Black Ritual: The Book of Nyx #1 // Review

The puritan has followed a girl into the alley. She’s running from him. It’s a bit of dead-end for her, though. She turns and looks at the one who has followed her: The Puritan is a bald man in a long coat wearing red goggles in the night. She’s turned to raise a dagger to him. It’s got a red symbol on the base of the blade that seems to glow in the darkness. She moves to attack. She’s going to have difficulty in Black Ritual: The Book of Nyx #1. Writer Thomas Healy opens aa seven-issue mini-series with artist Nat Jones featuring a storyline pulled out of the margins of the Spawn universe.

The Puritan raises a hand in response to the raised dagger from the witch. The girl slams against the wall. It’s some kind of telekinesis that he’s using, but it’s really more of a force that’s moving through him. “I stand before you with the authority of God himself,” says The Puritan. The girl’s not out of options yet. She can still raise a dagger at the emissary of an unforgiving God. It might not do a whole lotm though. This is the beginning of the series and the girl isn’t the title character.

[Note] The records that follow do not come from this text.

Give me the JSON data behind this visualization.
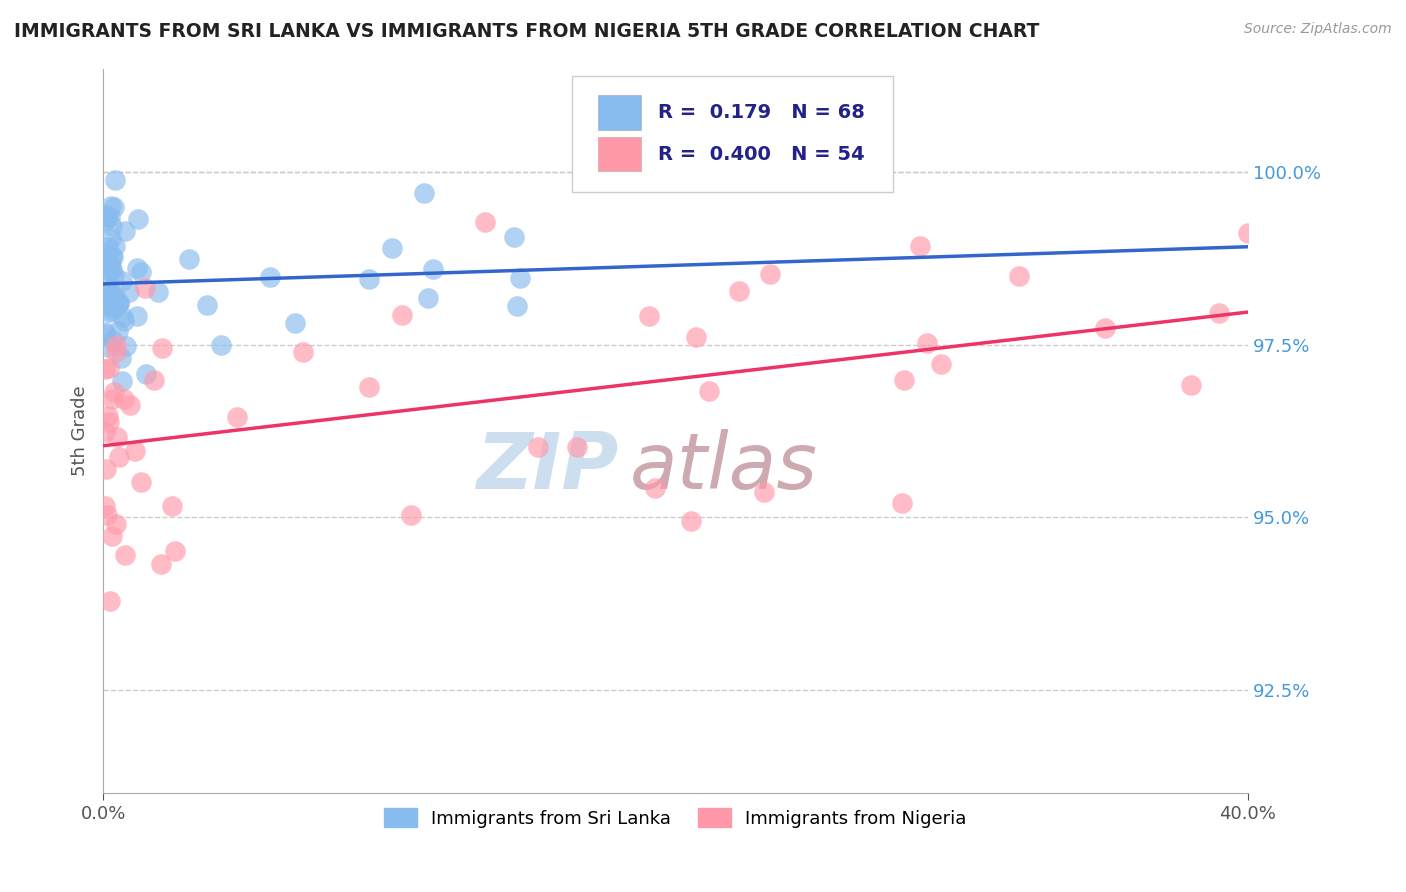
{
  "title": "IMMIGRANTS FROM SRI LANKA VS IMMIGRANTS FROM NIGERIA 5TH GRADE CORRELATION CHART",
  "source": "Source: ZipAtlas.com",
  "ylabel": "5th Grade",
  "xlim": [
    0.0,
    40.0
  ],
  "ylim": [
    91.0,
    101.5
  ],
  "yticks": [
    92.5,
    95.0,
    97.5,
    100.0
  ],
  "ytick_labels": [
    "92.5%",
    "95.0%",
    "97.5%",
    "100.0%"
  ],
  "xticks": [
    0.0,
    40.0
  ],
  "xtick_labels": [
    "0.0%",
    "40.0%"
  ],
  "sri_lanka_color": "#88BBEE",
  "nigeria_color": "#FF99AA",
  "sri_lanka_line_color": "#3366CC",
  "nigeria_line_color": "#EE3366",
  "sri_lanka_R": 0.179,
  "sri_lanka_N": 68,
  "nigeria_R": 0.4,
  "nigeria_N": 54,
  "legend_label_1": "Immigrants from Sri Lanka",
  "legend_label_2": "Immigrants from Nigeria",
  "watermark_zip": "ZIP",
  "watermark_atlas": "atlas",
  "background_color": "#ffffff",
  "grid_color": "#cccccc",
  "ytick_color": "#4499DD",
  "title_color": "#222222",
  "source_color": "#999999"
}
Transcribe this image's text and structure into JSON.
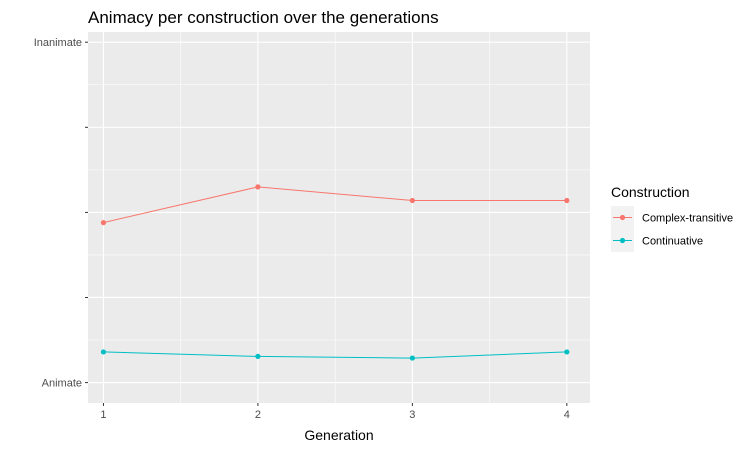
{
  "chart_data": {
    "type": "line",
    "title": "Animacy per construction over the generations",
    "xlabel": "Generation",
    "ylabel": "",
    "x": [
      1,
      2,
      3,
      4
    ],
    "xlim": [
      0.9,
      4.15
    ],
    "ylim": [
      -0.06,
      1.03
    ],
    "y_ticks": [
      {
        "value": 0,
        "label": "Animate"
      },
      {
        "value": 0.25,
        "label": ""
      },
      {
        "value": 0.5,
        "label": ""
      },
      {
        "value": 0.75,
        "label": ""
      },
      {
        "value": 1,
        "label": "Inanimate"
      }
    ],
    "grid": true,
    "legend": {
      "title": "Construction",
      "position": "right"
    },
    "series": [
      {
        "name": "Complex-transitive",
        "color": "#F8766D",
        "values": [
          0.47,
          0.575,
          0.535,
          0.535
        ]
      },
      {
        "name": "Continuative",
        "color": "#00BFC4",
        "values": [
          0.09,
          0.077,
          0.072,
          0.09
        ]
      }
    ]
  }
}
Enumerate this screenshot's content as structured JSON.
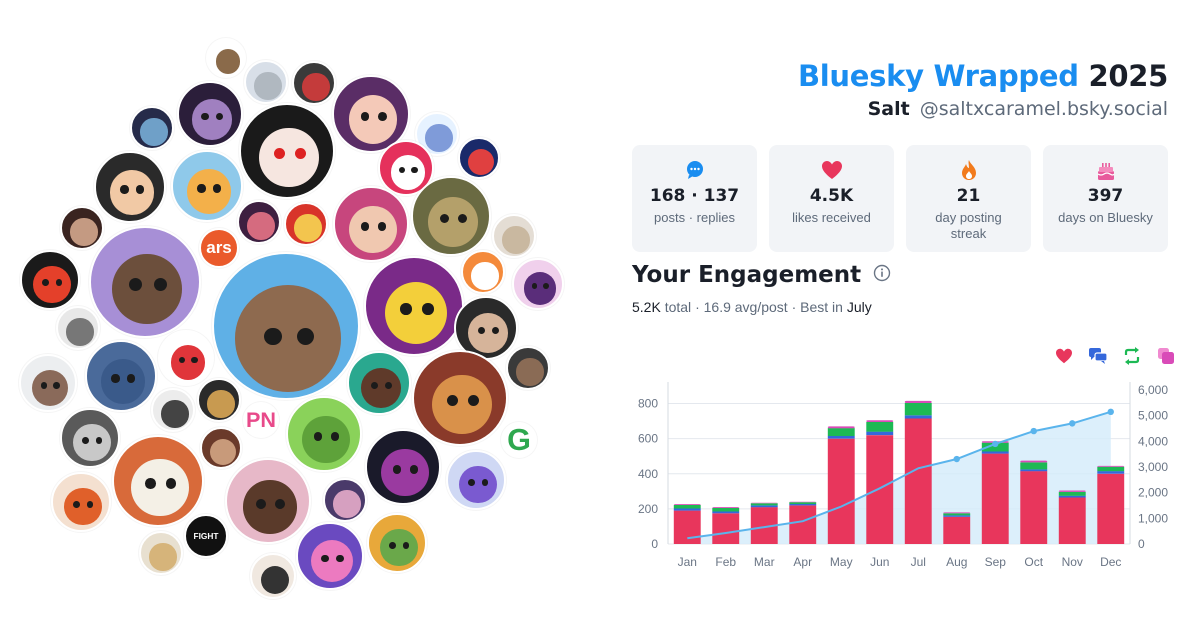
{
  "header": {
    "title": "Bluesky Wrapped",
    "year": "2025",
    "display_name": "Salt",
    "handle": "@saltxcaramel.bsky.social"
  },
  "stats": [
    {
      "icon": "chat-bubble-icon",
      "value": "168 · 137",
      "label": "posts · replies"
    },
    {
      "icon": "heart-icon",
      "value": "4.5K",
      "label": "likes received"
    },
    {
      "icon": "flame-icon",
      "value": "21",
      "label": "day posting streak"
    },
    {
      "icon": "cake-icon",
      "value": "397",
      "label": "days on Bluesky"
    }
  ],
  "engagement": {
    "title": "Your Engagement",
    "total": "5.2K",
    "total_label": "total",
    "avg": "16.9 avg/post",
    "best_label": "Best in",
    "best_month": "July"
  },
  "legend": [
    {
      "icon": "heart-icon",
      "color": "#e8365c"
    },
    {
      "icon": "reply-bubbles-icon",
      "color": "#3568db"
    },
    {
      "icon": "repost-icon",
      "color": "#1db954"
    },
    {
      "icon": "quote-icon",
      "color": "#d94bb8"
    }
  ],
  "avatar_logos": {
    "ars": "ars",
    "pn": "PN",
    "g": "G",
    "fight": "FIGHT"
  },
  "chart_data": {
    "type": "bar",
    "categories": [
      "Jan",
      "Feb",
      "Mar",
      "Apr",
      "May",
      "Jun",
      "Jul",
      "Aug",
      "Sep",
      "Oct",
      "Nov",
      "Dec"
    ],
    "series": [
      {
        "values": [
          190,
          175,
          210,
          220,
          600,
          620,
          715,
          155,
          515,
          415,
          265,
          400
        ]
      },
      {
        "values": [
          12,
          10,
          10,
          8,
          15,
          20,
          18,
          8,
          12,
          10,
          10,
          15
        ]
      },
      {
        "values": [
          20,
          20,
          12,
          10,
          45,
          55,
          70,
          12,
          50,
          40,
          22,
          25
        ]
      },
      {
        "values": [
          5,
          5,
          3,
          3,
          10,
          10,
          12,
          5,
          8,
          10,
          8,
          5
        ]
      }
    ],
    "cumulative": [
      225,
      430,
      660,
      890,
      1460,
      2170,
      2950,
      3310,
      3900,
      4400,
      4700,
      5150
    ],
    "y_left": {
      "ticks": [
        "0",
        "200",
        "400",
        "600",
        "800"
      ],
      "range": [
        0,
        900
      ]
    },
    "y_right": {
      "ticks": [
        "0",
        "1,000",
        "2,000",
        "3,000",
        "4,000",
        "5,000",
        "6,000"
      ],
      "range": [
        0,
        6000
      ]
    },
    "colors": {
      "likes": "#e8365c",
      "replies": "#3568db",
      "reposts": "#1db954",
      "quotes": "#d94bb8",
      "line": "#5ab4ec",
      "area": "#d3ebfa"
    }
  }
}
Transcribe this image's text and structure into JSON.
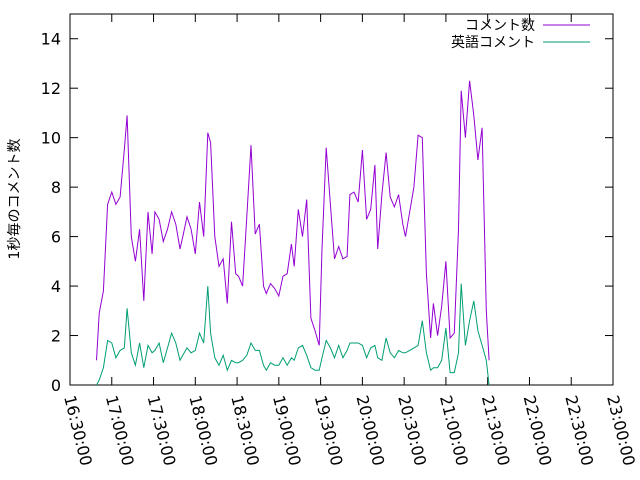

Healy does a respectable job of establishing the arch-villain and the hero in the early going of the seven-issue series. There’s quite a lot going on with respect to the deeper connections between the Spawn Universe and the rest of what’s going on in the series. The first few pages are a bit too soaked in the lore of the universe to make much sense to a casual reader, but there’s more than enough overall narrative momentum to keep things going as the scenes progress beyond the backstory into the contemporary world of the current series.

There’s a delicious graininess to Jones’ art that suits the overall mood and tone of Healy’s script quite well. It feels like it’s moving in a very solid and solidly respectable direction straight through from beginning to end. The moody dakrness is accompanied by occasionally flashes of dark power that feels suitably radiant around the edges of an action that feels more or less perfectly lined-up with everything that needs to happen in the first issue and the overall feel of a series that lurks in the shadows of mainstream horror fiction.

The Spawn Universe has been one massive attempt to fuse traditional supernatural horror with a dark edge 1990s superhero genre. It’s been a fun universe that’s been echoing into itself for decades now. It can feeling disgustingly repetitious as the years pass, but every now and then there’s something that sneaks through that feels delightfully ew in one way or another. Nyx’s story mught just move itself in the right direction to make for some new element that might be added out of the margins of the Spawn Universe to develop into something remarkably new and fresh.